The procedural formula of the ring?

Can anyone know the formula for building a ring with an outer radius, with an inner radius, and the number of segments based on batch_for_shader(shader, ‘TRIS’, {“pos”: vertices_outer}, indices=trisIndices)

I found a way to build a circle using the function

def draw_circle_2d_filled(shader, position, radius, color):
    mx = position[0]
    my = position[1]
    prefs = bpy.context.preferences.system
    radius = radius * (prefs.dpi * prefs.pixel_size / 72)
    sides = 60

    vertices = [(radius * cos(i * 2 * pi / sides) + mx,
                       radius * sin(i * 2 * pi / sides) + my)
                       for i in range(sides + 1)]
    batch = batch_for_shader(shader, 'TRI_FAN', {"pos": vertices})

    shader.bind()
    shader.uniform_float("color", color)
    batch.draw(shader)

I need to build a ring for the UI, so I need vertex positions in the 2D vector.
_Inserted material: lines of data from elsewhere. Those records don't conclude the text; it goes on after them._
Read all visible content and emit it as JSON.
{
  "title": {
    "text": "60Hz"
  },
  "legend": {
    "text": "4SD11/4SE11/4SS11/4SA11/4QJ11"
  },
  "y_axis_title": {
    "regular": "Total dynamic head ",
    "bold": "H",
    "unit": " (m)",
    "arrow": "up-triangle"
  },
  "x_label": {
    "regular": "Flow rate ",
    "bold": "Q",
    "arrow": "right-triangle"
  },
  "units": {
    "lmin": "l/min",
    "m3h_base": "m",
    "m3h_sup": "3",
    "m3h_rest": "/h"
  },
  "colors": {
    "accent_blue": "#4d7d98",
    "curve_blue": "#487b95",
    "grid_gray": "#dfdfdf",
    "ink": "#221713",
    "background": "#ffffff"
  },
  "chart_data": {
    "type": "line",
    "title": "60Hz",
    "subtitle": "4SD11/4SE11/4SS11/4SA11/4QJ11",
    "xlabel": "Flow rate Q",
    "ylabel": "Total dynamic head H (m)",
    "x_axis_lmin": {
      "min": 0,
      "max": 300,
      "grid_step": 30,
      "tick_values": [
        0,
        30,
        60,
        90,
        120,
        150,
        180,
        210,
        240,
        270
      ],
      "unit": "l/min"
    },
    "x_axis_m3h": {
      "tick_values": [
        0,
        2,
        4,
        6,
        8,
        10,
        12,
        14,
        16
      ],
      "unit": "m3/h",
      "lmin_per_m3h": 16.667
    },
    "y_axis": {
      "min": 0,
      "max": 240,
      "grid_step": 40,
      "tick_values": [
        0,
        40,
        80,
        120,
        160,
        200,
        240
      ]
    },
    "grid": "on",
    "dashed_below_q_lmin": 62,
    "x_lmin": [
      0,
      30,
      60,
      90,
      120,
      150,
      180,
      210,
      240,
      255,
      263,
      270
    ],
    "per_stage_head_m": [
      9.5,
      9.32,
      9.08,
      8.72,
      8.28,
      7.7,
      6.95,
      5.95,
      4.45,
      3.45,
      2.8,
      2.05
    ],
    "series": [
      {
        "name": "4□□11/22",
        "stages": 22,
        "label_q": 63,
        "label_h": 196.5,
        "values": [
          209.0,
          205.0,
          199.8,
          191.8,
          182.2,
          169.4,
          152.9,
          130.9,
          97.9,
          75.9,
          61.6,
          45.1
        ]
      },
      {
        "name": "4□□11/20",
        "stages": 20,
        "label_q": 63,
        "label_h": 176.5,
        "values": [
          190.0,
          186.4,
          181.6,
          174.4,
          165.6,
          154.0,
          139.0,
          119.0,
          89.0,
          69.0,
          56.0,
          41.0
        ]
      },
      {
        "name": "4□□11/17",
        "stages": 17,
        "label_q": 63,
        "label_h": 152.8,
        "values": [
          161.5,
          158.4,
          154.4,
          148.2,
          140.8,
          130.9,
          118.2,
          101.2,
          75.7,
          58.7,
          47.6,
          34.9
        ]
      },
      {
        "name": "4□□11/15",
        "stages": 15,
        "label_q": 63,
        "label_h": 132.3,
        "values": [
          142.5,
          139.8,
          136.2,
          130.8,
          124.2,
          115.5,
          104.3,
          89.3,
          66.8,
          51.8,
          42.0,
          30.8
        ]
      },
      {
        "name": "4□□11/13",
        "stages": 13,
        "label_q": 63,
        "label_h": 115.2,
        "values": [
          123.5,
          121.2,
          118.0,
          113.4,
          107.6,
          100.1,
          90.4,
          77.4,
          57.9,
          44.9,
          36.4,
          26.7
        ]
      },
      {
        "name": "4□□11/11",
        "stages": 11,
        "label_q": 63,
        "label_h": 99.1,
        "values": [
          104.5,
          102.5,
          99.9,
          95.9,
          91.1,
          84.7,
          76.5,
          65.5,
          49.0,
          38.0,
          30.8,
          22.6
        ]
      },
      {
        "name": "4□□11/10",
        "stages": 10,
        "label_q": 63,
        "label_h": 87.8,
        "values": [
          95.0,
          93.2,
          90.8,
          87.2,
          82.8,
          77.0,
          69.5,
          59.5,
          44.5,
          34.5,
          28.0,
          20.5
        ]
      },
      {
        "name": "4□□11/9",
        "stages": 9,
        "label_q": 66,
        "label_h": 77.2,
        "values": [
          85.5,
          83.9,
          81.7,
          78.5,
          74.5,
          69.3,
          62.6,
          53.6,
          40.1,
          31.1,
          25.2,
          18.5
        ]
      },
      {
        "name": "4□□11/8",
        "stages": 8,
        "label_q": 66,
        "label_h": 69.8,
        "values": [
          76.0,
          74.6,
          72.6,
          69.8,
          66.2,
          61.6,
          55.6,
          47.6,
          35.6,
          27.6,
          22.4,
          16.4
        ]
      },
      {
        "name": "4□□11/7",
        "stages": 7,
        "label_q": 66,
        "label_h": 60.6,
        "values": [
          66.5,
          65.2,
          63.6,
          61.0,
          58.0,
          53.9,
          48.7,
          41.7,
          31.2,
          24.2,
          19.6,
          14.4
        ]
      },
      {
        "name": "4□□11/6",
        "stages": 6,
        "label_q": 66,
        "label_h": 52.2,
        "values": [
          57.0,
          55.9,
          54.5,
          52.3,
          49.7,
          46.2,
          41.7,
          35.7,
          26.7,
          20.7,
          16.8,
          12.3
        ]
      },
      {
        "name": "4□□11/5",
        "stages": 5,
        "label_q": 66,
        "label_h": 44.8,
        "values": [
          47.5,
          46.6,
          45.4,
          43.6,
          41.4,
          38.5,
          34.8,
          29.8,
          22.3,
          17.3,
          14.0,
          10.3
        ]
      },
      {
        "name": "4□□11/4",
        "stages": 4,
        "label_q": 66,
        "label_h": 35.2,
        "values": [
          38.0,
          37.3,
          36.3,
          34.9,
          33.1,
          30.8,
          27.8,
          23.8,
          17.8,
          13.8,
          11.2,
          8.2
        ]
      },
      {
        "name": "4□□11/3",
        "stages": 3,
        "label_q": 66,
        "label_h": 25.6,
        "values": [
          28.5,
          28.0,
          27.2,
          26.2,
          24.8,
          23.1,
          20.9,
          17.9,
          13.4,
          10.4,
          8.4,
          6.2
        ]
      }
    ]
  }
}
I plan to make a widget of the zbrush type

image501×531 38.1 KB

Thanks for help Nikita Akimov

def draw_ring_2d(position, outRad, inerRad, color):
    shader = gpu.shader.from_builtin('2D_UNIFORM_COLOR')
    mx = position[0]
    my = position[1]

    sides = 60

    ring1 = []
    ring2 = []
    verts = []
    faces = []

    for i in range(sides):
        grad = (360 * i / sides) * pi / 180
        ring1.append([outRad * cos(grad) + mx, outRad * sin(grad) + my])
        ring2.append([inerRad * cos(grad) + mx, inerRad * sin(grad) + my])

        end = sides - 1
        if i == end:
            faces.append([i, i+1, i+sides])
            faces.append([i, i+1, i-i]) 
        else:
            faces.append([i, i+1, i+1+sides])
            faces.append([i, i+sides, i+1+sides])

       verts.extend(ring1)
       verts.extend(ring2)

       batch = batch_for_shader(shader, 'TRIS', {"pos": verts}, indices=faces)